SARATOGA SPRINGS — Small businesses may have been among the hardest hit during the recession, but ever-changing technology is giving some small business owners a leg up in a still-struggling economy, and is making things easier for consumers, as well.
Most people take for granted point-of-sale systems — the systems that allow purchases to be made — as just a part of the shopping experience. Most go to the store, swipe their card and are on their way. On the other end of that transaction, though, is a business owner who cannot afford not to think about the system.
Kristie Patten decided against accepting credit and debit cards when starting her hair salon, Real Beauty, because the setup costs were too expensive. The Saratoga Springs resident has been doing hair for 20 years, so her clients have gotten used to paying her with a check.
"The startup costs were prohibitive," she said. "Plus, they charge annual fees and take a higher percentage off of each transaction."
A POS system can cost anywhere between $1,000 and $6,500 to install, depending on the programming and customization a business owner is interested in. On top of the cost of a system is a transaction rate charged by banks and credit card companies per card swipe — usually between 2.5 and 5.5 percent.
For a person starting a small business that will likely not turn a profit within its first year, those costs can be overwhelming. And even for established small businesses, high transaction fees could be the difference between ending the month in the red or the black.
That is where technology is beginning to play a role. Improvements to tablet computers, the ubiquity of Wi-Fi and the release of tools such as Square or Isis are revolutionizing the way small-business owners work.
Patten said she has only been using a mobile payment system for a few months, but thinks the change will be a positive one for Real Beauty.
"I'm really scared of technology," she said, laughing at herself. "I haven't used this a ton because people are used to writing me checks, but I love it. Love it."
She said there is a fee for each transaction — about 2 percent — but it is worth it, to her, to not have to go to the bank every day. And she expects to see an uptick in clients now that she accepts credit cards.

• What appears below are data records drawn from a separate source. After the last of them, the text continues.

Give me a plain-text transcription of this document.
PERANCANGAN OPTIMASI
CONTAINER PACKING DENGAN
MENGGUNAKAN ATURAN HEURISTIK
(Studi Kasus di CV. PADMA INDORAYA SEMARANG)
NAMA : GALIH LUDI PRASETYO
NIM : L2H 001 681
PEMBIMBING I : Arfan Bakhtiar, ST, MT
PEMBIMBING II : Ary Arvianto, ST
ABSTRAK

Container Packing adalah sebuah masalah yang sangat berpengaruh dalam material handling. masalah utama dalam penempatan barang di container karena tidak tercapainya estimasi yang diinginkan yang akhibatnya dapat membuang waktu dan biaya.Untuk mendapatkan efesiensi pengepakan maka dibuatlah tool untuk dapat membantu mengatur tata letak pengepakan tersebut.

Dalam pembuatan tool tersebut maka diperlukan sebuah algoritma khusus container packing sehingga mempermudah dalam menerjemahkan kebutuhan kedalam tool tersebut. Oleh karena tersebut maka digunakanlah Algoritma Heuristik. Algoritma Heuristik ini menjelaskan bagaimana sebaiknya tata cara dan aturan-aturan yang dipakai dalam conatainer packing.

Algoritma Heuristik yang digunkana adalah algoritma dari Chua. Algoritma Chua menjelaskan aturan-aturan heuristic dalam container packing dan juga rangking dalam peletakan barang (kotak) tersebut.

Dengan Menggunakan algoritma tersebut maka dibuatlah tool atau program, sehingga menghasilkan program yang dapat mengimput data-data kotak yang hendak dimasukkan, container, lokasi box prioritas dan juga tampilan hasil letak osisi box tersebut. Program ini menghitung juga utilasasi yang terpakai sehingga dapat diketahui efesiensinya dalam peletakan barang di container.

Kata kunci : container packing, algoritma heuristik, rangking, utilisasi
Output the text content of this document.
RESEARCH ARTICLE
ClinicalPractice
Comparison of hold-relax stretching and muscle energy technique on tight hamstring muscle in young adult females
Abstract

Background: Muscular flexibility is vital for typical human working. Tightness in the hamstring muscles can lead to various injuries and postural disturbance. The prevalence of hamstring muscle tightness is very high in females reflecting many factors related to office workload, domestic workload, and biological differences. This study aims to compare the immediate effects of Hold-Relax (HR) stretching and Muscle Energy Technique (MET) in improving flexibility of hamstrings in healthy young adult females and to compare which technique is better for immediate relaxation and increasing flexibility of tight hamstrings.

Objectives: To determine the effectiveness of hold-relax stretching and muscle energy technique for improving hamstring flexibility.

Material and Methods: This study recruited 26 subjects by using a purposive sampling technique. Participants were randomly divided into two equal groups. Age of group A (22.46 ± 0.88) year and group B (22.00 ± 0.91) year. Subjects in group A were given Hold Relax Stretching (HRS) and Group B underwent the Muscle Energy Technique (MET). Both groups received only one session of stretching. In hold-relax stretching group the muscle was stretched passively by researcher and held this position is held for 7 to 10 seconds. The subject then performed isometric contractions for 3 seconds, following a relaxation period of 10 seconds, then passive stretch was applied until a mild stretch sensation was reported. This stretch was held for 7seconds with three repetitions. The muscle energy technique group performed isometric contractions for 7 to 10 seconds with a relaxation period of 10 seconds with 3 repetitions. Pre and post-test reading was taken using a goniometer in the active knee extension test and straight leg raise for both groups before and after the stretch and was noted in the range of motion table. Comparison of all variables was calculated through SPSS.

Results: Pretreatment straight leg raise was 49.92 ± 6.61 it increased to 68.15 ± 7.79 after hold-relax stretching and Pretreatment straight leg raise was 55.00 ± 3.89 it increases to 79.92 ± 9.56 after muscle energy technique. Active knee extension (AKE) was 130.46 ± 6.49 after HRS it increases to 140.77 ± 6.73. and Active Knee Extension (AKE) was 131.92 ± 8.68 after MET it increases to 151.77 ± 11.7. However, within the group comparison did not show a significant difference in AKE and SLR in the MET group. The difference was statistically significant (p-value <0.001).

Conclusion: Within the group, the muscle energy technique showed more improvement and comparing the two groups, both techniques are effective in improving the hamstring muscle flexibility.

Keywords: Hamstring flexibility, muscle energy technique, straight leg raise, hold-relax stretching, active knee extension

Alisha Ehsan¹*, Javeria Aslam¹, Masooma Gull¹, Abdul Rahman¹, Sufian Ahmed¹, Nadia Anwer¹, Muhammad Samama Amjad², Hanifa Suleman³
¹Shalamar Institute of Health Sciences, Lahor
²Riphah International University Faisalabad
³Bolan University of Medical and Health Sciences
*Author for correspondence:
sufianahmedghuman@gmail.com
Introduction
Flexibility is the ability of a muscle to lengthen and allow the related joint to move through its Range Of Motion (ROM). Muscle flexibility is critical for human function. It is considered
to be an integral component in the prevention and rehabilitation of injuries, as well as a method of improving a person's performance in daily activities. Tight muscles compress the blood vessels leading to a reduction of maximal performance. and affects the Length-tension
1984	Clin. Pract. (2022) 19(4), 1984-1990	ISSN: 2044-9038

"I was going to the bank twice a day sometimes because I hate holding on to people's checks," she said. "So it's worth it, to me. Plus, a lot of people use their credit cards to get their hair done — I don't, but many people like to get their hair done as soon as they think of it — so I think this will make a difference. I'm not limited to people paying with cash or checks."
Many business owners do not want to simply "go without" those customers; often, potential customers are more likely to just walk away if credit cards are not accepted than they are to hunt down an ATM. Now, smartphones and tablets mean anyone can find the right equipment for a fraction of the price.
"There aren't any annual fees or hidden costs, so I know exactly what I'm paying for — the transaction fee," Patten said. "I'm so small, I just want to pay that."
Patten uses Square on her smartphone, and many business owners are opting to turn their tablets into mobile payment systems. It isn't too great a stretch of the imagination to think that this could become the norm at mom-and-pop shops or specialty boutiques, as half of Americans now own either a smartphone, a tablet or both, allowing them to begin accepting cards as payment without paying traditional setup costs.
The stylist said she only wishes she had done her research before deciding which company to go with — some companies offer same day deposit, which would have been a good feature. But it's not a dealbreaker.
"For me, this is just so worth it," she said. "It's cheap, simple. It saves me time and my customers are very excited about it. They love the idea."